La galeriste parisienne Magda Danysz est à l’initiative d’un ouvrage édité chez Drago et sous-titré “a Street Art anthology”. Il est consacré au glissement progressif entre tag, graffiti et ce qu’on appelle street art. Avec un titre polémique “From style writing to art”, elle se donne l’ambition, motivée par sa certitude que le street art est le mouvement artistique le plus important du tournant du siècle, d’analyser un phénomène complexe. Son approche est tout d’abord didactique, elle s’intéresse à la chronologie des différents composants au sein des différents mouvements qui ont émergé dans la rue depuis les années 60. Et elle présente en même temps une sélection de 50 artistes, chacune de ces notices étant découpée en quatre thématiques: le début de carrière, le moment décisif, l’entrée dans le monde de l’art, et l’aspect stylistique.
Magda Danysz n’a pas oublié d’évoquer le pochoir dans son livre qu’elle présente comme faisant partie intégrante du street art. On sait bien que le goût de Magda se porte essentiellement vers le graffiti avec des artistes comme JOn one, Quick ou Crash qu’on a beaucoup vus ces derniers temps, ainsi que les artistes présentés lors de l’exposition de lancement de son livre : Seen, Futura 2000, West ainsi que Miss Van, Invader ou Obey Giant pour ce qui est du street art. Le pochoir est donc un terrain que Magda n’avait pas encore foulée et les maladresses, comme l’orthographe des noms d’artistes, que nous rencontrons dans ce livre sont donc excusées par sa bonne volonté.
J’aimerais toutefois rectifier un point ou deux de détail.
Magda a recouru à un exercice dangereux consistant à lister les artistes pochoiristes majeurs dans les années 80, émergents dans les années 90 et surtout les plus importants aujourd’hui à savoir : Banksy, Speedy Graphito, Jérôme Mesnager, Miss.Tic, Nemo, Jef Aérosol, Blek le Rat, C215, Vhils, 157, Haha et Logan Hicks.
Speedy Graphito et Jérôme Mesnager ne peuvent pas être considérés comme tels, car d’une part, le pochoir se fait aujourd’hui très rare dans la production de Speedy Graphito qui est plus centrée sur un travail d’atelier à l’acrylique et, d’autre part, Jérôme Mesnager, même si il a souvent été assimilé au mouvement de par ses affinités avec certains artistes tels que Nemo ou MOsko et Associés, n’a jamais pratiqué le pochoir. Par ailleurs, j’ai l’humilité de reconnaître que je n’ai aucune idée de qui peut bien être 157 et à mes yeux, le travail de Haha est intéressant mais ne peut en aucun cas être considéré comme étant un des plus importants de notre époque.
Et enfin, mon deuxième point concerne ce paragraphe : “However, there’s an important distinction to keep in mind between spontaneous street stencils and those prepared in the studio.
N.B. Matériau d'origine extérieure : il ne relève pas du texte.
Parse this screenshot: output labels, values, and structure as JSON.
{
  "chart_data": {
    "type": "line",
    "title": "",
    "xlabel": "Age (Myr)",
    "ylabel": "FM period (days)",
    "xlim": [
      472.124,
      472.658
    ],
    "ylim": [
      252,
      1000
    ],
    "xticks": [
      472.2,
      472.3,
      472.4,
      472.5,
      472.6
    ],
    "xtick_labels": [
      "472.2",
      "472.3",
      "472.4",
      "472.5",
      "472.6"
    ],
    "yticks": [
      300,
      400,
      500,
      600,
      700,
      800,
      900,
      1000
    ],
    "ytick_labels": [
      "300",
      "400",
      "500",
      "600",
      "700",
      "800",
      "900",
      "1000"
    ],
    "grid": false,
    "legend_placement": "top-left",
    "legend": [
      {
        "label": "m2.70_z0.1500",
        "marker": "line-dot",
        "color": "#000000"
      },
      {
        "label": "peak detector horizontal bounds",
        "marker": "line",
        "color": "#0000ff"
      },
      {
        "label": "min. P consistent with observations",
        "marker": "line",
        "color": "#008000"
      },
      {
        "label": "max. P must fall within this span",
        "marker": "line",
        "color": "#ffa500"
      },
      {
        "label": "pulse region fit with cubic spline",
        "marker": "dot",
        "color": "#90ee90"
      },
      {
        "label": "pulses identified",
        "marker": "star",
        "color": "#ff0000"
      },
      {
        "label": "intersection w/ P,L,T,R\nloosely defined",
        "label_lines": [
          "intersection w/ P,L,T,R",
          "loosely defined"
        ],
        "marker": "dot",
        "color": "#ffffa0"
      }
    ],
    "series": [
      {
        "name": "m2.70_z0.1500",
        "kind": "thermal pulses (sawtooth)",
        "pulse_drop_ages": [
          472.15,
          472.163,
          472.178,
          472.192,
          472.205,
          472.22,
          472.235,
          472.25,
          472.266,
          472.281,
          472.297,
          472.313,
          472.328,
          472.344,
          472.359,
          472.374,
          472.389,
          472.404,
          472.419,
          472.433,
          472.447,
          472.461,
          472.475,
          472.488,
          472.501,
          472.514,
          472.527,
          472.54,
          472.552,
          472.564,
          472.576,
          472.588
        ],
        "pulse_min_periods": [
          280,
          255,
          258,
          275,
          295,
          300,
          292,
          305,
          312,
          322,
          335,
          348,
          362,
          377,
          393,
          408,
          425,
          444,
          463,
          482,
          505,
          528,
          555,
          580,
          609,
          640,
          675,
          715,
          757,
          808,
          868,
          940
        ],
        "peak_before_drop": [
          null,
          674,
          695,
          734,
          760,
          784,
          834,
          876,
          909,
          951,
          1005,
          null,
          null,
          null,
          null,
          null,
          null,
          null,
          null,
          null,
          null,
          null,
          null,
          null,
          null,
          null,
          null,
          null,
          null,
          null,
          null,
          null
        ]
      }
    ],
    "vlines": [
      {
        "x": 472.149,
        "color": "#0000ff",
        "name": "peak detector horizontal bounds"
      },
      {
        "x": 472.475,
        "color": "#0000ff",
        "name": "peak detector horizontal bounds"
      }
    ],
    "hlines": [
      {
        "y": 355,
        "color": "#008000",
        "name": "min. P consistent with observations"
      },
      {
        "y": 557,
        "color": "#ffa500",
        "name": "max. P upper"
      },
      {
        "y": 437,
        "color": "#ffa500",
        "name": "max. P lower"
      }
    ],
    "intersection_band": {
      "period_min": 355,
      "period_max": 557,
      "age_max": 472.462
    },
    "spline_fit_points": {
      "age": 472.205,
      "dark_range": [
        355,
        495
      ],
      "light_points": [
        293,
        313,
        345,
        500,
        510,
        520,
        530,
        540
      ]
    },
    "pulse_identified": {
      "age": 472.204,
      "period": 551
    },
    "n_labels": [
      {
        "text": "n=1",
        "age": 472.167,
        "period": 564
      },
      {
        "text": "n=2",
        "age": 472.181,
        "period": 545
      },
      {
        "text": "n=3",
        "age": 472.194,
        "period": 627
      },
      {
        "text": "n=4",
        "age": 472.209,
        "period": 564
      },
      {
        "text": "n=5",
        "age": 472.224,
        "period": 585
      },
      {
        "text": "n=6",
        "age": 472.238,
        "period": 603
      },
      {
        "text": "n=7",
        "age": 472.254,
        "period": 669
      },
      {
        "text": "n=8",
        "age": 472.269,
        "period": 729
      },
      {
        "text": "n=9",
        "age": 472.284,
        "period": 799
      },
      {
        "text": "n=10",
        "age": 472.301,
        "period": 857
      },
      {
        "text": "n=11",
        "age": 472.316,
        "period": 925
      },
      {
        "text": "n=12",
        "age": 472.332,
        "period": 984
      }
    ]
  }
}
The first one is cut on the spot, and therefore of rough execution, whereas studio preparation can be compared to lace work.” Je suis sûre que tout un chacun doit trouver hilarant d’imaginer quelqu’un au bord d’un trottoir, les fesses en l’air, en train de découper à la va vite son pochoir avant de le poser sur le mur. Il s’agit sans aucun doute d’une erreur de traduction. On peut supposer qu’il devait être question de la disctinction entre pochoirs anonymes simples comme durant la majorité de ceux issus des années 80 et les pochoirs éxécutés en atelier qui sont d’une complexité autre.
Ces choses étant dites, l’historique qui est fait du pochoir est très complet et documenté et les notices par artistes sont également très instructives. Les pochoiristes choisis pour figurer dans cette anthologie sont : Victor Ash, Blek le Rat, Miss.Tic, Banksy, Faile, M-City et Vhils.
Voici plus bas les pièces de Blek le Rat présentées depuis le 24 octobre dans son exposition “From style writing to art”.
“From style writing to art”
Jusqu’au 21 novembre 2009.
Galerie Magda Danysz
78, rue Amelot
75011 Paris

The Parisian gallery owner Magda Danysz has initiated a book published by Drago and subtitled “A Street Art anthology”. It focuses on the gradual shift between writing, graffiti and so-called street art. With a title controversy “From writing style to art”, she is motivated by her belief that street art is “the most interesting artistic movement at the turn of the century”, and she aims to analyze a complex phenomenon. Her approach is first learning, she focuses on the chronology of the various components within the various movements that emerged in the streets since the 60’s. And she has also presented a selection of 50 artists, each of these references are divided into four themes: the beginnings, the “Aha!” moment, into the art world, and the style.